Скрипачи подступают,

Песни новые играют.

Народная песня

— Я, братец ты мой, решил смастерить Ивану Черному скрипку, каких до сей поры не делывал. Ведь ты небось видел на ярмарках обручальные кольца, литые из бронзы и позолоченные? Такими были мои прежние скрипки. Новая будет из чистого золота! Яворовое дерево я уже приготовил, сейчас оно сохнет. Подожду еще малость, пускай прогреется на солнышке. Мы его с Иваном в Гайдуцком долу срубили. Иван мне сказал: «Я это дерево знаю, много ночей я слушал его голос. Листья его шелестят, как ручей, что пробирается сквозь некошеную траву». Ветер никогда не ломал его ветвей, буря не пригибала его к земле. Древесина его золотом отливает.
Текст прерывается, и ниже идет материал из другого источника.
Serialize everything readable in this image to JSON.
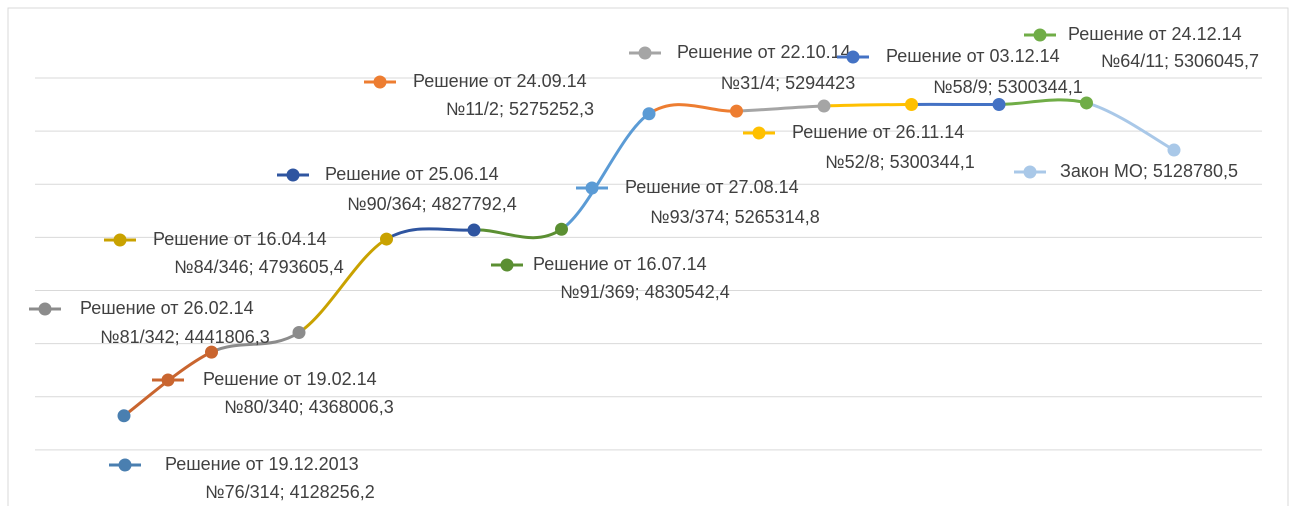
{
  "chart_data": {
    "type": "line",
    "values": [
      4128256.2,
      4368006.3,
      4441806.3,
      4793605.4,
      4827792.4,
      4830542.4,
      5265314.8,
      5275252.3,
      5294423,
      5300344.1,
      5300344.1,
      5306045.7,
      5128780.5
    ],
    "labels": [
      [
        "Решение от 19.12.2013",
        "№76/314; 4128256,2"
      ],
      [
        "Решение от 19.02.14",
        "№80/340; 4368006,3"
      ],
      [
        "Решение от 26.02.14",
        "№81/342; 4441806,3"
      ],
      [
        "Решение от 16.04.14",
        "№84/346; 4793605,4"
      ],
      [
        "Решение от 25.06.14",
        "№90/364; 4827792,4"
      ],
      [
        "Решение от 16.07.14",
        "№91/369; 4830542,4"
      ],
      [
        "Решение от 27.08.14",
        "№93/374; 5265314,8"
      ],
      [
        "Решение от 24.09.14",
        "№11/2; 5275252,3"
      ],
      [
        "Решение от 22.10.14",
        "№31/4; 5294423"
      ],
      [
        "Решение от 26.11.14",
        "№52/8; 5300344,1"
      ],
      [
        "Решение от 03.12.14",
        "№58/9; 5300344,1"
      ],
      [
        "Решение от 24.12.14",
        "№64/11; 5306045,7"
      ],
      [
        "Закон МО; 5128780,5"
      ]
    ],
    "colors": [
      "#4a7fb0",
      "#c9652f",
      "#8c8c8c",
      "#c9a200",
      "#2f55a0",
      "#5b8f32",
      "#5b9bd5",
      "#ed7d31",
      "#a5a5a5",
      "#ffc000",
      "#4472c4",
      "#70ad47",
      "#a9c8e8"
    ],
    "ylim": [
      3800000,
      5400000
    ],
    "yticks": [
      4000000,
      4200000,
      4400000,
      4600000,
      4800000,
      5000000,
      5200000,
      5400000
    ],
    "grid": true,
    "smooth": true
  }
}
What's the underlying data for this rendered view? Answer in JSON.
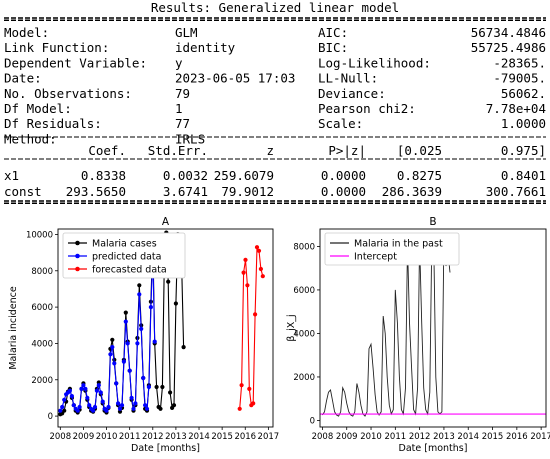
{
  "results": {
    "title": "Results: Generalized linear model",
    "left": [
      {
        "label": "Model:",
        "value": "GLM"
      },
      {
        "label": "Link Function:",
        "value": "identity"
      },
      {
        "label": "Dependent Variable:",
        "value": "y"
      },
      {
        "label": "Date:",
        "value": "2023-06-05 17:03"
      },
      {
        "label": "No. Observations:",
        "value": "79"
      },
      {
        "label": "Df Model:",
        "value": "1"
      },
      {
        "label": "Df Residuals:",
        "value": "77"
      },
      {
        "label": "Method:",
        "value": "IRLS"
      }
    ],
    "right": [
      {
        "label": "AIC:",
        "value": "56734.4846"
      },
      {
        "label": "BIC:",
        "value": "55725.4986"
      },
      {
        "label": "Log-Likelihood:",
        "value": "-28365."
      },
      {
        "label": "LL-Null:",
        "value": "-79005."
      },
      {
        "label": "Deviance:",
        "value": "56062."
      },
      {
        "label": "Pearson chi2:",
        "value": "7.78e+04"
      },
      {
        "label": "Scale:",
        "value": "1.0000"
      }
    ],
    "coef_headers": [
      "Coef.",
      "Std.Err.",
      "z",
      "P>|z|",
      "[0.025",
      "0.975]"
    ],
    "coef_rows": [
      {
        "name": "x1",
        "values": [
          "0.8338",
          "0.0032",
          "259.6079",
          "0.0000",
          "0.8275",
          "0.8401"
        ]
      },
      {
        "name": "const",
        "values": [
          "293.5650",
          "3.6741",
          "79.9012",
          "0.0000",
          "286.3639",
          "300.7661"
        ]
      }
    ]
  },
  "chart_data": [
    {
      "type": "line",
      "title": "A",
      "xlabel": "Date [months]",
      "ylabel": "Malaria incidence",
      "xlim": [
        2007.9,
        2017.2
      ],
      "ylim": [
        -600,
        10300
      ],
      "xticks": [
        "2008",
        "2009",
        "2010",
        "2011",
        "2012",
        "2013",
        "2014",
        "2015",
        "2016",
        "2017"
      ],
      "yticks": [
        "0",
        "2000",
        "4000",
        "6000",
        "8000",
        "10000"
      ],
      "legend_position": "top-left",
      "series": [
        {
          "name": "Malaria cases",
          "color": "#000000",
          "x_start": 2008.0,
          "values": [
            100,
            150,
            300,
            800,
            1350,
            1500,
            1000,
            600,
            300,
            200,
            350,
            1500,
            1800,
            1400,
            900,
            500,
            300,
            250,
            400,
            1500,
            1850,
            1200,
            700,
            300,
            200,
            450,
            3700,
            4200,
            3100,
            1800,
            600,
            250,
            450,
            3100,
            5700,
            4100,
            2500,
            900,
            300,
            600,
            4300,
            7200,
            5000,
            2100,
            400,
            300,
            1700,
            6300,
            9700,
            4000,
            1600,
            500,
            400,
            1600,
            8400,
            10100,
            7400,
            1300,
            450,
            600,
            6200,
            10000,
            9300,
            8200,
            3800
          ]
        },
        {
          "name": "predicted data",
          "color": "#0000ff",
          "x_start": 2008.0,
          "values": [
            300,
            500,
            900,
            1200,
            1300,
            1400,
            1100,
            600,
            400,
            300,
            500,
            1500,
            1700,
            1500,
            1000,
            600,
            400,
            300,
            500,
            1400,
            1700,
            1300,
            800,
            400,
            300,
            500,
            3400,
            3800,
            2900,
            1800,
            700,
            400,
            600,
            3000,
            5200,
            4000,
            2500,
            1000,
            400,
            700,
            4000,
            6700,
            4800,
            2100,
            600,
            400,
            1600,
            6000,
            8800,
            4100
          ]
        },
        {
          "name": "forecasted data",
          "color": "#ff0000",
          "x_start": 2015.76,
          "values": [
            400,
            1700,
            7900,
            8600,
            7200,
            1500,
            600,
            700,
            5600,
            9300,
            9100,
            8100,
            7700
          ]
        }
      ]
    },
    {
      "type": "line",
      "title": "B",
      "xlabel": "Date [months]",
      "ylabel": "β_jX_j",
      "xlim": [
        2007.9,
        2017.2
      ],
      "ylim": [
        -300,
        8800
      ],
      "xticks": [
        "2008",
        "2009",
        "2010",
        "2011",
        "2012",
        "2013",
        "2014",
        "2015",
        "2016",
        "2017"
      ],
      "yticks": [
        "0",
        "2000",
        "4000",
        "6000",
        "8000"
      ],
      "legend_position": "top-left",
      "series": [
        {
          "name": "Malaria in the past",
          "color": "#222222",
          "x_start": 2008.0,
          "values": [
            250,
            400,
            900,
            1300,
            1400,
            900,
            400,
            250,
            200,
            400,
            1500,
            1300,
            800,
            400,
            250,
            200,
            400,
            1700,
            1300,
            700,
            300,
            200,
            400,
            3300,
            3500,
            2400,
            1200,
            400,
            250,
            400,
            4800,
            4000,
            2000,
            700,
            300,
            500,
            6000,
            4500,
            2000,
            500,
            300,
            1500,
            8100,
            4500,
            2500,
            500,
            300,
            1500,
            8200,
            4500,
            1500,
            500,
            300,
            1300,
            8300,
            8000,
            2000,
            400,
            300,
            400,
            8400,
            7100,
            7700,
            6800
          ]
        },
        {
          "name": "Intercept",
          "color": "#ff00ff",
          "constant": 294
        }
      ]
    }
  ]
}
Деку я сделаю из пиринской пихты, гриф будет из заморского черного дерева, кобылка из дерева груши, что на межах растет, а смычок — из граба. Голос у той скрипки будет волшебный…

Вечер. Опаловые воды Золотой Панеги стали темно-зелеными. Подсолнечники повесили головы. Мельничное колесо остановилось: кто-то закрыл шлюз. В тихой воде послышался плеск рыбок. За ивами заворковала горлинка. Она горячо призывала своего дружка вернуться в гнездо.

— Нет Ивана нынче вечером, и не придет он. Носится с бригадой по селам. Подковы завтра будет ковать, серпы клепать, топоры точить. Весь день в кузнице машет руками, дубасит железо. Руки у него обожженные, черные. Глаза — как синяя сталь. Тебе бы посмотреть на него! Не могу понять, как можно такой ручищей добывать из скрипки неслыханные звуки. Он великий скрипач! Уже наседает на меня: «Начинай, говорит, делать скрипку, рука моя стосковалась по ней!» В этой корчме он уж бог знает сколько лет играет возчикам, что едут по большой дороге, запоздалым прохожим, лесорубам и цыганам, которые кочуют вокруг панежских сел.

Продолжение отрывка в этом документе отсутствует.